Let’s just dive right in, because this post has A LOT of pictures and instructions. We’re focusing on the kitchen today, so let me give you a little reminder of what the kitchen looked like the very first time I saw it:
Sorry for the terrible picture, it’s before I even started a blog.
Then within about 4 or 5 months of us living here we had transformed it to this:
But here’s the thing- at the time we removed the wallpaper we had not yet learned what skim coating was, so we didn’t do it. That means what you can’t see in these pictures is a whole mess of dents and dings and unevenness within our walls. So, as with everything around here, I wanted an under $50 amazing solution- which knocked out the possibility of a real tile backsplash immediately.

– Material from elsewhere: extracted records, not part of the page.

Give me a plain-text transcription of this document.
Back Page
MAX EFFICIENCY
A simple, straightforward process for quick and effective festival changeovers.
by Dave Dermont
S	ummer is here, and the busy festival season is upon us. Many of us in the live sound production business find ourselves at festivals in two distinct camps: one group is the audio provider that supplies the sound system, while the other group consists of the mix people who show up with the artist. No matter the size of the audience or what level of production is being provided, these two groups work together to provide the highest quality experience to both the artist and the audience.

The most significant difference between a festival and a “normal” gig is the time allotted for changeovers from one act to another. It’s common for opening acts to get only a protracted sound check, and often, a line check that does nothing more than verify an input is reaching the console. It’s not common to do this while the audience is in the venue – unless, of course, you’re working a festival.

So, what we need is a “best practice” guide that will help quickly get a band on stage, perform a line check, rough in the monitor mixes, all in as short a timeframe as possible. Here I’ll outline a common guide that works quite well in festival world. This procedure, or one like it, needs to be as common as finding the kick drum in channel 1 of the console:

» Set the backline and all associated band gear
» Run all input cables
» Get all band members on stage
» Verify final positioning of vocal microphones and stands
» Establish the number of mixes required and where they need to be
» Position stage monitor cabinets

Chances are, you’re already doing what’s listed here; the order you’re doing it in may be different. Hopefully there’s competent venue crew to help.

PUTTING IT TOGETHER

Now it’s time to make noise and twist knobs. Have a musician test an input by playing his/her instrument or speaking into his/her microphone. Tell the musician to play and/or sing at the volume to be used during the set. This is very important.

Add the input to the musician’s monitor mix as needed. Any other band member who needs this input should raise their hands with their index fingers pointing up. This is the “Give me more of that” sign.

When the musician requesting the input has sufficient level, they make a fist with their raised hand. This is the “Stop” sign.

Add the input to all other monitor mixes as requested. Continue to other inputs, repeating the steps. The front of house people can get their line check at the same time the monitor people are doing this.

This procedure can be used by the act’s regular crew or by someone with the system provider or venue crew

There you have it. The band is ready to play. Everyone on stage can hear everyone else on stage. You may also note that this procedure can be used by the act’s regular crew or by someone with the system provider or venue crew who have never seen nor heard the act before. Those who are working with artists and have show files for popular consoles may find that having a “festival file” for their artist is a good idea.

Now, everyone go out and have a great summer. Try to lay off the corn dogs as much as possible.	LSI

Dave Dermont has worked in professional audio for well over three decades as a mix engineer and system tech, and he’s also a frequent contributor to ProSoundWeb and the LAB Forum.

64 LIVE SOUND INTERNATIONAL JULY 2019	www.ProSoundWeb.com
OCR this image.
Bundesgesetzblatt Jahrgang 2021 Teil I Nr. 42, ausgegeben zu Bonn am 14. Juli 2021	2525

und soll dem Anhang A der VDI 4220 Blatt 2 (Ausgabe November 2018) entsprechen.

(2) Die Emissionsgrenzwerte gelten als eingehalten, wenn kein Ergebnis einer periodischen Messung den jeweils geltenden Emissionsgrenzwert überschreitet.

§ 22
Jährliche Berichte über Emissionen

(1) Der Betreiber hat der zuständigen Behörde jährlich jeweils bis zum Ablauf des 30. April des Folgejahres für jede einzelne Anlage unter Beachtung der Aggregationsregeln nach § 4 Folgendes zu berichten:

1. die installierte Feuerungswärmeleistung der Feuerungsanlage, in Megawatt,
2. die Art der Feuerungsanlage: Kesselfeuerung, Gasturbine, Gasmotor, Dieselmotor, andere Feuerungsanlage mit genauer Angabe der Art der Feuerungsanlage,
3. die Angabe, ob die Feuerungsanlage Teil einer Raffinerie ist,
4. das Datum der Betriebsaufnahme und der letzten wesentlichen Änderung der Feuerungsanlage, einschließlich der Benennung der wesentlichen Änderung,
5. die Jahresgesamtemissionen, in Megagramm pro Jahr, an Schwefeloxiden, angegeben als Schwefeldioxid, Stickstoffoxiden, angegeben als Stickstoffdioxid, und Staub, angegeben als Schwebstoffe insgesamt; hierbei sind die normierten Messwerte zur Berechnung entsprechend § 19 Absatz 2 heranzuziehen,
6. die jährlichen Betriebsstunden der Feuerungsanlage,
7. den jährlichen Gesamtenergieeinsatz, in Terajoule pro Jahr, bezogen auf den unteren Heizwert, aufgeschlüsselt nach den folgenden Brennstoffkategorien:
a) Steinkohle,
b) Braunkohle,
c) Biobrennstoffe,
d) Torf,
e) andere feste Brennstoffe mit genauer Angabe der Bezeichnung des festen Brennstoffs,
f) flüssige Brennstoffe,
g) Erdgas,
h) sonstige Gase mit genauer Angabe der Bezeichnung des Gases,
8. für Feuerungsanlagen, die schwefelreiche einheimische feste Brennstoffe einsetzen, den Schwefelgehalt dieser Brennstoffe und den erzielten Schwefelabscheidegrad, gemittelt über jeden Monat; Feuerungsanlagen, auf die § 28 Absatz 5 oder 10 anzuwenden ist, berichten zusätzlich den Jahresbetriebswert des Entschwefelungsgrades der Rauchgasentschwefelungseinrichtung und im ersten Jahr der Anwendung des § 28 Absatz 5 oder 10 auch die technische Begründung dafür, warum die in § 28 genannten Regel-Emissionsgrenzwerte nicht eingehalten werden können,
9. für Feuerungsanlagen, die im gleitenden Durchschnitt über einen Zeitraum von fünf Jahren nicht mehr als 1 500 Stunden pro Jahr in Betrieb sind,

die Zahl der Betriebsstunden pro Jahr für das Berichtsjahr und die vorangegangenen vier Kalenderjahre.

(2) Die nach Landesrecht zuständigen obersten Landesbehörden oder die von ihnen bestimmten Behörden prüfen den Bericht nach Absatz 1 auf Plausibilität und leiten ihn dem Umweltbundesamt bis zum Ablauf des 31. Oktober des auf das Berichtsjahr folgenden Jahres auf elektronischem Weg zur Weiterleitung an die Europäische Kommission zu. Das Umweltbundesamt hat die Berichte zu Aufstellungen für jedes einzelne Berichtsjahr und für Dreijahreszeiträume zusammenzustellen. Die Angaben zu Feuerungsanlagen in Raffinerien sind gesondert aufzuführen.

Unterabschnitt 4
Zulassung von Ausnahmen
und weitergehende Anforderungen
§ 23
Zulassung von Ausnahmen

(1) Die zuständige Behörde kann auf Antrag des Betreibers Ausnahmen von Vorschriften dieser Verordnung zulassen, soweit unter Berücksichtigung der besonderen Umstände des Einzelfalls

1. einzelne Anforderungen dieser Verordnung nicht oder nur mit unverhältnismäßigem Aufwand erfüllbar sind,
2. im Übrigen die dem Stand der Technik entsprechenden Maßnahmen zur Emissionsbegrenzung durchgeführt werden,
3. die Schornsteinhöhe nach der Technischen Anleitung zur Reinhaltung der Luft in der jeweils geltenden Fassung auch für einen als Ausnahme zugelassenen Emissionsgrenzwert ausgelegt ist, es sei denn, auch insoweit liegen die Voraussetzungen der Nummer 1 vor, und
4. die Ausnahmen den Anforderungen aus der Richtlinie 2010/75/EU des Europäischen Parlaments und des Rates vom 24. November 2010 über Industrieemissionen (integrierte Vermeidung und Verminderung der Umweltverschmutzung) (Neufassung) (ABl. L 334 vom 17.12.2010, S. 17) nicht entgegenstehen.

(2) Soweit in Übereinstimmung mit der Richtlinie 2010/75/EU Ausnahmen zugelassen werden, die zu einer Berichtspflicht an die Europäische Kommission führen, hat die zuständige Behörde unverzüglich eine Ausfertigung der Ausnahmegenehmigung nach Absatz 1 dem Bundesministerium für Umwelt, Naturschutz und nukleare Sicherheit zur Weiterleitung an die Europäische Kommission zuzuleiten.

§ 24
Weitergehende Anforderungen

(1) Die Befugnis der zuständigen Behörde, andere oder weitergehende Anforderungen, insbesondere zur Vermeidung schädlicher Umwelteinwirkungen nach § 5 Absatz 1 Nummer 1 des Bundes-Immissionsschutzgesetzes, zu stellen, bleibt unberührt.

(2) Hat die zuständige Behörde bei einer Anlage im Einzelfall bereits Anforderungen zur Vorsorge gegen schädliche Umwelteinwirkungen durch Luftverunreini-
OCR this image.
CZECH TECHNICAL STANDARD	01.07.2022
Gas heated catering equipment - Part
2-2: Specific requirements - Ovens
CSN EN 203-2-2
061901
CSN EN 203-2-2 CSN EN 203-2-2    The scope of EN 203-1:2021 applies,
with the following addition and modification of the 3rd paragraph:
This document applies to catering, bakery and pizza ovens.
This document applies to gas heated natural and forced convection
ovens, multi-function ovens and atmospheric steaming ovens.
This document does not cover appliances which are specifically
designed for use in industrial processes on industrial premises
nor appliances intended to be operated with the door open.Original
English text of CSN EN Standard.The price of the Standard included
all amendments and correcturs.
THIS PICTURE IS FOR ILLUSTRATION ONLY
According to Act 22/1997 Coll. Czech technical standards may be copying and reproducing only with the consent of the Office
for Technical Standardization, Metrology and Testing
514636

Then last week Beth from Sawdust and Embryos posted an awesome faux tile tutorial and I instantly had to have it. I feel in faux tile love. I asked her where on earth so found painters tape thin enough to stand in for grout and she directed me here. Then I checked with my friend Kenz, who imitated another one of Beth’s faux tile tutorials and she used the same tape. So I ordered it for $10 (cost + shipping).
Next I went through all my old paint and here’s what I decided to use for my tile colors:
- Behr Manila Tint (the color our kitchen already is)
- Better Homes & Garden Partridge Grey (colored matched to Behr, the color of the darker stripes in the sunroom)
- Behr Wheat Bread (living room color)
- Behr Sand Dollar White (bathroom and master bedroom color)
I also picked up 2 Martha Stewart textured paints, a silvery gray and a black for $7 each. So my cost for this project was $25 due to all the supplies I already had on hand. But actually, I had a gift certificate to Home Depot so I only paid the $10 for the tape.
Here’s the breakdown of how I got such a tedious project done:
- Thursday I put up two coats of primer
- Friday I painted pure white (my “grout”) and taped
- Saturday I painted in all the tiles
Enough with the words though, here’s some pictures of how it went down:
Here’s the awesome afters:
We decided to line the backsplash up with the cabinet, and not the counter. I think no matter where we chose our starting point that it would be a bit awkward, I might actually go back at some point and add a white outline around the edge. I haven’t decided on that yet.
The tile is not completely even everywhere so my OCD mind goes a little crazy, but I found out with my laser level that my walls aren’t completely level so that’s just how it is going to be. It does an amazing job at hiding our lack of a skim coat though.
And once more, let’s just look at the very very before versus the now:
This project is not difficult, just time consuming. The tape itself took about two-two and a half hours and the painting probably another three. But the results are crazy worth it!